SAN-ANTONIO / Des clientes pour la morgue.

 

 

 

 

 

 

 

 

 

 

 

 

 

 

 

 

 

 

 

 

 

 

 

 

 


Des clientes pour la morgue.
SAN-ANTONIO.

Note : 4 / 5.
Massacre à la sulfateuse !
Étant en ce moment un peu flemmard aussi bien du point de vue littéraire que le chroniqueur, je me suis dit qu’un petit San-Antonio serait tout à fait le bienvenu.
Et coup de chance, San-Antonio lui-même me donne un coup de main en résumant les quatre-vingt-huit premières pages de ce roman, que je vais recopier de ce pas :

- 1. Georges Gerfault se déguise en femme dans un restaurant de Montmartre et file brusquement en Suisse.
2. Arrivé à Genève, il va s’enfermer dans une chambre de palace où il attend un coup de fil qui paraît tarder.
3. À minuit une femme lui téléphone de Paris (appartement de Mme Fouex, décédée depuis huit jours) pour lui demander s’il a réussi. Il répond « oui ». La fille lui annonce qu’il est trop tard. Ça lui flanque un coup. Il laisse entendre qu’il va se suicider. Elle proteste mollement. Il dit qu’il va planquer une fortune. Et c’est du disque qu’il s’agit.
4. La standardiste, à qui j’ai demandé d’intercepter la conversation, essaye de me doubler en apprenant qu’une fortune sera planquée dans la chambre. Mais, on ne me la fait pas et je la confonds.
5. De retour à Paris, j’apprends que le coup de téléphone vient de chez la dame Fouex, dont Gerfault avait usurpé l’identité. J’apprends aussi que c’est un mémoire et qu’elle travaillait à l’ambassade américaine. Je découvre chez elle la photo de Gerfault, enfant. Je découvre l’identité de Gerfault et sa profession d’acteur (de dernière zone).
6. Je rentre chez moi pour ronfler un peu car j’ai besoin de récupérer. Au milieu de la nuit, la standardiste de Genève sonne à ma porte. Je vais ouvrir. Elle me reconnaît, dit au conducteur d’une auto stoppée que je suis bien moi. Sur ce, le type ouvre le feu sur nous. La fille est tuée.

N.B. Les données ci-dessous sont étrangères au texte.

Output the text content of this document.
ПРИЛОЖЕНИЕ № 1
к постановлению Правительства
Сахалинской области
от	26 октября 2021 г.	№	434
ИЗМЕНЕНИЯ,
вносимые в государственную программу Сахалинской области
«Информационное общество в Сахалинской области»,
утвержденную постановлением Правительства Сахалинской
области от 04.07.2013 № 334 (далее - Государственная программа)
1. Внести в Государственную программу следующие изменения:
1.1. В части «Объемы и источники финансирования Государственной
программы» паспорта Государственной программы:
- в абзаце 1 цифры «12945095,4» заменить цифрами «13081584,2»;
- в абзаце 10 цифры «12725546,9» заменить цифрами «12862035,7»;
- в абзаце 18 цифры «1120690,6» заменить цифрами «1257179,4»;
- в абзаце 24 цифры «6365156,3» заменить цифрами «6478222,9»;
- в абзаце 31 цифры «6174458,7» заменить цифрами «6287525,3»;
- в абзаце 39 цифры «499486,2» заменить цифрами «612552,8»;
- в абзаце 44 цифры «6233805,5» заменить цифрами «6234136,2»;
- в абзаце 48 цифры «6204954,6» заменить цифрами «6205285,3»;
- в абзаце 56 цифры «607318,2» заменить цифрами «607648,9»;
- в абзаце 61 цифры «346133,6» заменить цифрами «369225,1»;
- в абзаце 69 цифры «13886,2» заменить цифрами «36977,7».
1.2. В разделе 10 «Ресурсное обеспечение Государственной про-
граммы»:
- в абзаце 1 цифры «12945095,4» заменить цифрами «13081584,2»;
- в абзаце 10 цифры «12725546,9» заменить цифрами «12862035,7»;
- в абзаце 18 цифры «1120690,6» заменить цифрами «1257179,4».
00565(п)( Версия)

Ne vous inquiétez pas, il reste beaucoup d’aventures à San-Antonio pour découvrir le poteau rose, et l’utilité de ce fameux disque, qui causera la mort de plusieurs personnes de la gent féminine.
Pleins de personnages bien entendu, des bons et des méchants, des belles filles, en veux-tu en voilà et ainsi de suite.Un bon cru qui me permet de faire une chronique véritablement relaxe et pas trop fatigante.
J’espère être plus courageux la prochaine fois.
Extraits :
- C’est un drôle de type, cette bonne femme-là…
- On dirait un poisson qui vient de retrouver les grands courants après un séjour prolongé dans un bocal.
- Pour la discrétion, y a qu’à reloucher sa bouille pour comprendre qu’il est garanti sur facture.
- Seulement ce truc qui, au départ, était une espèce de divertissement de flics en vacances, prend des proportions qui me dépassent.
- Qu’est-ce que j’y’ai fait, à cette enflure ? Je n’ai pas souvenance de lui avoir vendu des petits pois qui ne voulaient pas cuire…
- Je sème, il ne me reste plus qu’à attendre que lève la récolte.
Ce que je m’exprime bien quand je m’y mets !
- Je… Adieu les potes !
- Lorsque vous prenez le métro sur la ligne de Vincennes, vous êtes brusquement déconcertés en arrivant à la station Bastille de revoir le jour.
- Je vous jure que c’est du grand truc ! Pour un peu, on ferait jouer La Marseillaise…
- Non, les femmes n’ont pas de chance dans cette histoire. Elles ont toutes plus ou moins tendance à devenir des clientes pour la morgue.
- Et il rougit comme un collégien qui vient de se faire choper avec une revue porno.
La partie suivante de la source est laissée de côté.